|
Source : EcoRev
- Revue critique d'écologie politique
La java du code barre, juin 2003, par Catherine Bourgain
Les "free-parties" (fêtes libres... libres car non commerciales généralement,
gratuites la plupart du temps et qui ont lieu sans autorisation) s'organisent
dans des champs, à la campagne ou dans les manifestations, les contre-sommets.
Les teufers (les gens qui s'y rendent) se trémoussent sur de la musique
souvent électronique qui fait vibrer le plancher des vaches et en
profitent pour essaimer quelques revendications politiques par-ci,
par-là. Mais trop peu au goût de certains...
Voici le récit d'une "free-party" dans un supermarché : comment faire
la fête en se jouant de la consommation !

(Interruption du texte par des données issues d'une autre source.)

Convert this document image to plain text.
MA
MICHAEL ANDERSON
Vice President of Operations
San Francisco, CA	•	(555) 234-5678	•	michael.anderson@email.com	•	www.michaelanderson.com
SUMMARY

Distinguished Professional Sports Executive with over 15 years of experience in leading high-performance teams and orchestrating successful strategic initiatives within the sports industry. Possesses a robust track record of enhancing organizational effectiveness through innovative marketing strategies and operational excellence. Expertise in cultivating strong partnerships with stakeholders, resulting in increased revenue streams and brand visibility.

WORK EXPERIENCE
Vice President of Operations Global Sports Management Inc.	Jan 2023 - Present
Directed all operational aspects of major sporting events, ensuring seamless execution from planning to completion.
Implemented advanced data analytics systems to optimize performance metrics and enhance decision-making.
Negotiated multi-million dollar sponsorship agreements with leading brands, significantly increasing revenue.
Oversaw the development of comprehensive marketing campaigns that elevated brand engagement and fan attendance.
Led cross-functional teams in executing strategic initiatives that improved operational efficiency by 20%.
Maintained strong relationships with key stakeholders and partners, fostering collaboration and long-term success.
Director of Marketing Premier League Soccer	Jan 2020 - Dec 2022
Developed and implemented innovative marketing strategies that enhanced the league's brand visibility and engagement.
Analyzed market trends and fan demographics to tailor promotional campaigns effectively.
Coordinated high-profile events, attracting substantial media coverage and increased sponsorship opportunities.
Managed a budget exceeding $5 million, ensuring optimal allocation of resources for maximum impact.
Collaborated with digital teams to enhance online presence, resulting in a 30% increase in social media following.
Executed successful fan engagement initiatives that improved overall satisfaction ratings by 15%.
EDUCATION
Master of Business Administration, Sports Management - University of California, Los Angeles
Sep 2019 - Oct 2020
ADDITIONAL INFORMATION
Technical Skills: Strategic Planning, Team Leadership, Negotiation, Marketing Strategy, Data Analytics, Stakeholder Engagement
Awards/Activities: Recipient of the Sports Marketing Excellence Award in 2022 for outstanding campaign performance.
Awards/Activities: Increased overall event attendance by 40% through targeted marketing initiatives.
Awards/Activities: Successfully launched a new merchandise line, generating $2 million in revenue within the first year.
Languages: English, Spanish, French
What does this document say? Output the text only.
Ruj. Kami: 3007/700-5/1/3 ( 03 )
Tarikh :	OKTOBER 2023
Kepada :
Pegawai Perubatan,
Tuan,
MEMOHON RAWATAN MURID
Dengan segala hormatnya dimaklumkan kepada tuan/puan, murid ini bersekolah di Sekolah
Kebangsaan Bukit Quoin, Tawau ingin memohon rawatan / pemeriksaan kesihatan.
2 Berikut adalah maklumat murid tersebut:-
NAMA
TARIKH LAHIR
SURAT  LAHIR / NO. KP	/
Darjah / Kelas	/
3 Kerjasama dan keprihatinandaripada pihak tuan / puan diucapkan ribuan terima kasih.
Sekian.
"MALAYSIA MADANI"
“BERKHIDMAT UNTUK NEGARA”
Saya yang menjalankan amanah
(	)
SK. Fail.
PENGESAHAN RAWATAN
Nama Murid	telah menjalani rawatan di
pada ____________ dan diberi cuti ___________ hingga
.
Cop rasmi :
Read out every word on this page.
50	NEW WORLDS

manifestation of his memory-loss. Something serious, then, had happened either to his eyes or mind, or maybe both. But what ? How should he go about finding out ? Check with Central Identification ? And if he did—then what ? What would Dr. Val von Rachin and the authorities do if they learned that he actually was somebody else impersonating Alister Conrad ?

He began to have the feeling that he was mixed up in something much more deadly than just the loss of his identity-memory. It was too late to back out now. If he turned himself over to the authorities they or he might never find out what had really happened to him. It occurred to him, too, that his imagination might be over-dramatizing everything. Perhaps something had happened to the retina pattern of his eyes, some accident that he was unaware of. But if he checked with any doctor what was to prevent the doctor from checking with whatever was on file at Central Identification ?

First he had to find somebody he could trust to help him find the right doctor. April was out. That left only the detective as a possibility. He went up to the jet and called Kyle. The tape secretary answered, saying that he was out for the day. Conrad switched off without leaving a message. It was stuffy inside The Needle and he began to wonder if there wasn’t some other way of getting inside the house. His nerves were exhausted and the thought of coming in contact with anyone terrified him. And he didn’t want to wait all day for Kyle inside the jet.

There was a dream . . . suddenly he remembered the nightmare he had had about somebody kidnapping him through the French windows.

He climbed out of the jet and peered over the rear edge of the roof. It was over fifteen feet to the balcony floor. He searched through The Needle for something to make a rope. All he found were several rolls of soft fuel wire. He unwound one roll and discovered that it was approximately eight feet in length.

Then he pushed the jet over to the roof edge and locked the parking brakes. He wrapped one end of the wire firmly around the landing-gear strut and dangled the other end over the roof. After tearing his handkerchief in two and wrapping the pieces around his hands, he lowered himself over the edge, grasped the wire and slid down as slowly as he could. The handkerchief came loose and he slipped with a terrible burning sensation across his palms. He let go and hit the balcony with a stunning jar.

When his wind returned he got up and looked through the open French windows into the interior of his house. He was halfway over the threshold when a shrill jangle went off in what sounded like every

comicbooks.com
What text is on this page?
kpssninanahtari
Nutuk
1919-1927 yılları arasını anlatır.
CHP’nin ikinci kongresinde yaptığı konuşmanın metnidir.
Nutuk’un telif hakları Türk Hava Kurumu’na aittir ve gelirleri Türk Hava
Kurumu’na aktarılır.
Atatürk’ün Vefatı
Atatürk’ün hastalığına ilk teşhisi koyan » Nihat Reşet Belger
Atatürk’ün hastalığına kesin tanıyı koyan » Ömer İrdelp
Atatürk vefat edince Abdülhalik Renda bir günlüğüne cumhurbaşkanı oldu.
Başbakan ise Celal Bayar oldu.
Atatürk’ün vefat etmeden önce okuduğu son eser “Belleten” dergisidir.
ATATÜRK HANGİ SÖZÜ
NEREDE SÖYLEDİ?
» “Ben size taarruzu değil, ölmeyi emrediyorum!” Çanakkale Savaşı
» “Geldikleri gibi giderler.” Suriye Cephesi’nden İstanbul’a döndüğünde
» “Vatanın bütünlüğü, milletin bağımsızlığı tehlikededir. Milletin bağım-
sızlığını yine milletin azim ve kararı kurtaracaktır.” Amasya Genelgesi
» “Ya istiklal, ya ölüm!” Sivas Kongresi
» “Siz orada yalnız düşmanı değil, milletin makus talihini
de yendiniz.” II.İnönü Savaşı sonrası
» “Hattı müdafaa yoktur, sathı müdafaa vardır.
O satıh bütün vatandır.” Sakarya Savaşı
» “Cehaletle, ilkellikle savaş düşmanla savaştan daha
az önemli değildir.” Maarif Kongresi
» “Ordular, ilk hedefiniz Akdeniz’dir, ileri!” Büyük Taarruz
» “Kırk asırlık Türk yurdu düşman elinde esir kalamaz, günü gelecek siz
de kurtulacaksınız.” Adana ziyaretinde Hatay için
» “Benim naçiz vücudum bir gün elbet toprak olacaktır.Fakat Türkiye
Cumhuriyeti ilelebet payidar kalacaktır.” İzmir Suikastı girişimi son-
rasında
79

La préparation de l'action Le bouche à oreille électronique
est la clé de voûte de cette préparation. Un mois avant la date
choisie, un mail circule annonçant la tenue d'une "free party" au
supermarché, un vendredi. Il contient peu de précisions - un appel
à performances artistiques en tout genre pour ceux qui le veulent,
un appel à participer pour les autres, une photo de supermarché
à enseigne "SuperMaso". Une semaine avant l'action, un nouveau message
donne le numéro d'une boîte vocale. La veille du jour J, cette boîte
donne l'heure et le nom d'un café. En fait il n'y a pas un mais
des rendez-vous qui s'étalent le long de la rue du Faubourg du Temple,
à Paris. Dans chaque café, un organisateur explique la règle d'or :
surtout ne rien voler, casser ou détériorer (nous devons être irréprochables
pour être efficace). En flux continu les petits groupes entrent
dans le magasin comme d'habitude : à 20h, le magasin grouille de
consom'acteurs.
L'action
Un coup de sifflet retentit à 20h précises, suivi de hourras.
Une centaine de mains s'élèvent brandissant qui une banane, qui
une pelle en plastique rose. Certains ont passé 10 minutes à choisir
leur objet, d'autres ont pris le plus proche. Le supermarché s'éveille.
Les mouvements de foule s'accélèrent à l'affût des performances.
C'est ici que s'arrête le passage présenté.